HORIZON BUSINESS TECHNOLOGIES LIMITED - Analysis Report
Credit Opinion: APPROVE with positive outlook
HORIZON BUSINESS TECHNOLOGIES LIMITED demonstrates sound financial fundamentals and steady growth since incorporation in 2021. The company holds a strong net current asset position and positive net assets with no overdue filings or adverse director conduct. The owner/director maintains full control and appears to manage the business prudently. Given the positive liquidity and increasing net assets, the company is assessed capable of servicing typical credit facilities.
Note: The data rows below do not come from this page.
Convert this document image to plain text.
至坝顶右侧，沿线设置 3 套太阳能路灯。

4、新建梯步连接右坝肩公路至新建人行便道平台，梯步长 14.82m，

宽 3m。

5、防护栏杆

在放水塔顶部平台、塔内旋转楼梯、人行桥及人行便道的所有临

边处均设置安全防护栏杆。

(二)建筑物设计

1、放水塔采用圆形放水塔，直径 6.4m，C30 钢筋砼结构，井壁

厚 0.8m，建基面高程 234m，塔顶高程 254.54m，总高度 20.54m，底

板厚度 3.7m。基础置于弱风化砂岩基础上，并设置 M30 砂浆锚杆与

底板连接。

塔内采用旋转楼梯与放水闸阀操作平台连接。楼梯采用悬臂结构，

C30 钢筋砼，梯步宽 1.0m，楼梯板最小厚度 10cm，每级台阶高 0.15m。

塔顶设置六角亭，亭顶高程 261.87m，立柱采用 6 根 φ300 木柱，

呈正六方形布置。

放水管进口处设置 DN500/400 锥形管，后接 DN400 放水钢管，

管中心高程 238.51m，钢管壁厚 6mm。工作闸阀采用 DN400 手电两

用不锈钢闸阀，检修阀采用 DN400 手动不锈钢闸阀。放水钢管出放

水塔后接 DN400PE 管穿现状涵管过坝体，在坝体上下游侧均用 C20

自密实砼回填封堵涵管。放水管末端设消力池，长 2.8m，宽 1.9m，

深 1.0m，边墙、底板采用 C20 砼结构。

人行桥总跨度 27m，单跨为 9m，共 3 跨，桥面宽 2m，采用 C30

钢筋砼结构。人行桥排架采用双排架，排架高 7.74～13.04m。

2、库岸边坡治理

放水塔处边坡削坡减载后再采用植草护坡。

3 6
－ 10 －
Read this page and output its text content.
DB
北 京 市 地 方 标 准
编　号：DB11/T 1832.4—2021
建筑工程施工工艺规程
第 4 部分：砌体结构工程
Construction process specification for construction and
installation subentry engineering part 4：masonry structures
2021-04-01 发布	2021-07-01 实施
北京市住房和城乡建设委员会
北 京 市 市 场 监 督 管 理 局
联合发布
However, being a relatively young and small IT consultancy with limited operating history, credit limits should be moderate initially and reviewed as trading history extends.Financial Strength:
- Net assets increased from £44.9k in 2023 to £52.5k in 2024, indicating growth in retained profits and equity.
- Current assets rose to £72.3k in 2024, mainly driven by cash increasing to £64.8k, a significant improvement from £27.5k in 2023.
- Current liabilities remain stable around £19.8k, resulting in strong net current assets of £52.5k (2024) providing comfortable short-term solvency.
- The balance sheet is clean with minimal trade creditors (£536) and manageable tax and social security liabilities.
- Share capital is minimal (£1), reflecting a small private company structure with all equity built through retained earnings.
- Cash Flow Assessment:
- Cash position improved substantially year-over-year, more than doubling from £27.5k to £64.8k, reflecting good cash generation and working capital management.
- Debtors decreased sharply from £37k to £7.5k, suggesting improved collections or a shift in client payment terms.
- Current liabilities are well covered by cash and receivables, indicating no liquidity stress.
- The company’s working capital position is strong and stable, supporting operational needs without reliance on external funding currently.
- Monitoring Points:
- Monitor debtor days and receivables aging to ensure consistent cash inflow as the business grows.
- Watch tax and social security liabilities as they form the bulk of current liabilities; delays or spikes could signal cash flow issues.
- Track revenue and profit trends in future accounts to confirm sustainable growth beyond the initial years.
- Evaluate any changes in director or ownership to assess continuity of management quality.
- Review appointment of additional employees and impact on payroll liabilities and cash flow.